Кабак и вправду оказался неплохим, по крайней мере, изнутри. Стены были задрапированы в соответствии с названием — ветками ивы и пучками соломы.
Хозяин заведения постарался передать ощущения той ушедшей эпохи, когда германский шпион пытался захватить власть в Русландии. Мечты потомков Кайзера едва не обломились: бедолага замерз насмерть в шалаше, где зимой скрывался от имперской полиции. Его решительно настроенные соратники схватились за головы: революция в опасности! Но решение нашлось мгновенно: павшего шпиона тут же заменили на похожего субъекта и, как говорится, понеслась кривая в баню, только веники шуршат. Об этих событиях стало известно, когда спецслужбы рассекретили свои архивы. С тех самых пор в Русландии установилась негласная традиция подменять самодержцев двойниками, если что не так.
Официантки расхаживали между столами в буденовках и бурках на голое тело, разнося подносы с пенным напитком под звучащие тирольские напевы. За барной стойкой шустрил сам хозяин, одетый в серый костюм с красным бантиком на груди, а его голову венчала небольшая кепка. Он постоянно поглаживал то усы, то клиновидную бородку, выкрикивая одну единственную фразу:
— Слава Императору!
Естественно, посетители не могли остаться в стороне и громогласно, хором, вторили:
— Воистину слава!
Воронцов и Жеглов заняли единственный свободный столик, возле окна. К ним тут же побежала девушка, потрясая грудью, и предложила меню.
— Что будем заказывать, господа?
Отодвинув на край стола предложенный список блюд, начальник сыска сказал:
— Две кружки пива и тарелку колбасок!
— С вас две тысячи империалов, джентльмены, — улыбнулась официантка.
Воронцов тяжело вздохнул и отсчитал требуемую сумму, с сожалением посмотрев на жалкие остатки своих финансов. На эти деньги он преспокойно, если не шиковать, мог бы прожить почти неделю. Теперь придется затянуть пояс потуже. До зарплаты еще долго. Но, зная предпочтения своего начальника, стоило предполагать, что одним пивом дело не закончится.
— Ну, Витя, за тебя! — Жеглов поднял кружку.

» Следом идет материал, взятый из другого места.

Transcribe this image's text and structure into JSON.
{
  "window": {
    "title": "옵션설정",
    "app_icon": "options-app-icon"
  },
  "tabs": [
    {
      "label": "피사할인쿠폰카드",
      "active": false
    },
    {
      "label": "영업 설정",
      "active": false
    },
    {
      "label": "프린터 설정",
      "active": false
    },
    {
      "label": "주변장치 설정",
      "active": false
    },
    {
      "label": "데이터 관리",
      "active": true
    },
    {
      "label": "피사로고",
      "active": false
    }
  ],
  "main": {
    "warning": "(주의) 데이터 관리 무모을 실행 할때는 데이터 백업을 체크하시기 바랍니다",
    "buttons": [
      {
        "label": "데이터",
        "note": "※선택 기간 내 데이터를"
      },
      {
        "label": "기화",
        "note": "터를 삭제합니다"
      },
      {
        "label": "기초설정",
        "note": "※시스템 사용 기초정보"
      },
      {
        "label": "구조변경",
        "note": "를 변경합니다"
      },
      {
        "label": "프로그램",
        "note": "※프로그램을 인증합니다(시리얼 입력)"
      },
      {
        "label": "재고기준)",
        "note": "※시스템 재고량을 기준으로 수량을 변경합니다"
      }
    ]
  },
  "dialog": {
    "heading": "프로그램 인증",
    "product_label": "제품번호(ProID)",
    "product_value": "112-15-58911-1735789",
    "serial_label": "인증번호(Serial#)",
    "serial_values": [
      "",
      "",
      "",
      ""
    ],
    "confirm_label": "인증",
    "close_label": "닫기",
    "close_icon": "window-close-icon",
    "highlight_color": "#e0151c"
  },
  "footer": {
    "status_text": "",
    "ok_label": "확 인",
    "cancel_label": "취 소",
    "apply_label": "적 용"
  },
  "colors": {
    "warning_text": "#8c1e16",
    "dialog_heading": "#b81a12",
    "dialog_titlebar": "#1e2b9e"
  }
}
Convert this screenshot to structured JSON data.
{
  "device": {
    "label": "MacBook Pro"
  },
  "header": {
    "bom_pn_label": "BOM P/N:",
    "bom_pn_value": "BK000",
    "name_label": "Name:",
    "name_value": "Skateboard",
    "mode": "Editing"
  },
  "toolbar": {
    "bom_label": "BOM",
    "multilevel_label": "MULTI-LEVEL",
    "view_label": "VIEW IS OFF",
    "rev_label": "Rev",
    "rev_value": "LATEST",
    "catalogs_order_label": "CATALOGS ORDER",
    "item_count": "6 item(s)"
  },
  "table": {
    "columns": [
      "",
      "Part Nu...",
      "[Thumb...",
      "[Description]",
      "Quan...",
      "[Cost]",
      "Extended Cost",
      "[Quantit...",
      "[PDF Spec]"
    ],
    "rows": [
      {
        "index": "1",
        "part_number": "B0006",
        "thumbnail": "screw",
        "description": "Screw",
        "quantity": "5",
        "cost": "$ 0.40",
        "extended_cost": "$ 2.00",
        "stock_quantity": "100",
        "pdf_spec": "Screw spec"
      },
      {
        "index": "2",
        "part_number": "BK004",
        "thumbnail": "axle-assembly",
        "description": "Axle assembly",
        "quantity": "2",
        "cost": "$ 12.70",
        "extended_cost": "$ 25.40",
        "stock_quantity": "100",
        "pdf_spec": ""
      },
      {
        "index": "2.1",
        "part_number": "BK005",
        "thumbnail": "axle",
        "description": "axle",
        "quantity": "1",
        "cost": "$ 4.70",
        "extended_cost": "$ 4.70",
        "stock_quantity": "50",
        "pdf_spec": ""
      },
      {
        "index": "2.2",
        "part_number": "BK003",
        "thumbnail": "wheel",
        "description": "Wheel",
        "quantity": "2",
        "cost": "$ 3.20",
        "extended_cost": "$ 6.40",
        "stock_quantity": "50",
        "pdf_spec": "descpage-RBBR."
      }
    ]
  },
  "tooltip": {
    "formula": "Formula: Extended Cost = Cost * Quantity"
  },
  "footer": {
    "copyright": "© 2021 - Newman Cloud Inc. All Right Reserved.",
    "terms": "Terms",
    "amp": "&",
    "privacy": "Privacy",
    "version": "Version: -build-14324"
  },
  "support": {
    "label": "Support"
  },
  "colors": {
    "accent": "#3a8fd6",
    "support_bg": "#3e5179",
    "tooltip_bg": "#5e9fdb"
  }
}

— Угу, — следователь поднял свою.
Огромные пивные бокалы с глухим ударом встретились. Белая пена, похожая на облака, выплеснулась, потекла по стеклянным стенкам и закончила свои путь на столе.
Глеб Егорович в три глотка ополовинил свою емкость и радостно выдохнул.
Воронцов же только пригубил. Ароматная сосиска скрылась в широко раскрытой пасти начальника сыска. С его губ потекла струйка жира.
— Хорошо готовят, чертяки, хоть и немцы! — Жеглов утерся салфеткой, которую бросил под стол. — Ладно, что там у тебя с делом по зоопарку?
Виктор сделал очередной глоток, поставил кружку и сменил ее на сигарету.
Сделав пару затяжек, сквозь клубы дыма с ароматом вишни приступил к неофициальному докладу.
— Закрыто дело. Мартышек насиловал сторож. Он, как оказалось, рецидивист: раньше работал уборщиком в ярославском дельфинарии, где склонял к сожительству морскую корову. Я сразу подумал на него, а потом просто пробил по базе. Все в ажуре. Он сознался.
— Молодец! — подпалил папиросу Жеглов. — Вот не зря ты свое пиво пьешь. А что по поводу украденного самовара у антиквара?
Воронцов затянулся и отхлебнул из кружки.
— Тоже все хорошо. Оказалось, что антиквар его сам украл, а хозяин украл его обратно.
— Вот ведь… — Глеб Егорович почесал бакенбарды, — Чудные крестьянские дети.
Значит так, наложи штраф на обоих, империалов так на десять тысяч каждому.
Пять процентов тебе, как и положено по закону. Сколько у тебя сейчас дел висит?
— Триста двадцать.
— Да… Эй, девка, — крикнул в никуда Жеглов, — включи-ка телевизор!
Под потолком, над барной стойкой, вспыхнула огромная плазма. Начались новости. На экране появилась ведущая в голубом платье с огромным декольте, из которого едва не вываливались огромные, явно силиконовые, груди. С недавних пор на телевидении приняли негласный закон: все ведущие-женщины должны быть молодыми и сексапильными, иначе репортажи никто из мужиков смотреть не будет. Сильный пол так же проходили строгий отбор: оставались только брутального вида накаченные самцы, специально для женского населения страны.
Камера поменяла ракурс и ведущего: с грудастой тети на мускулистого дядю.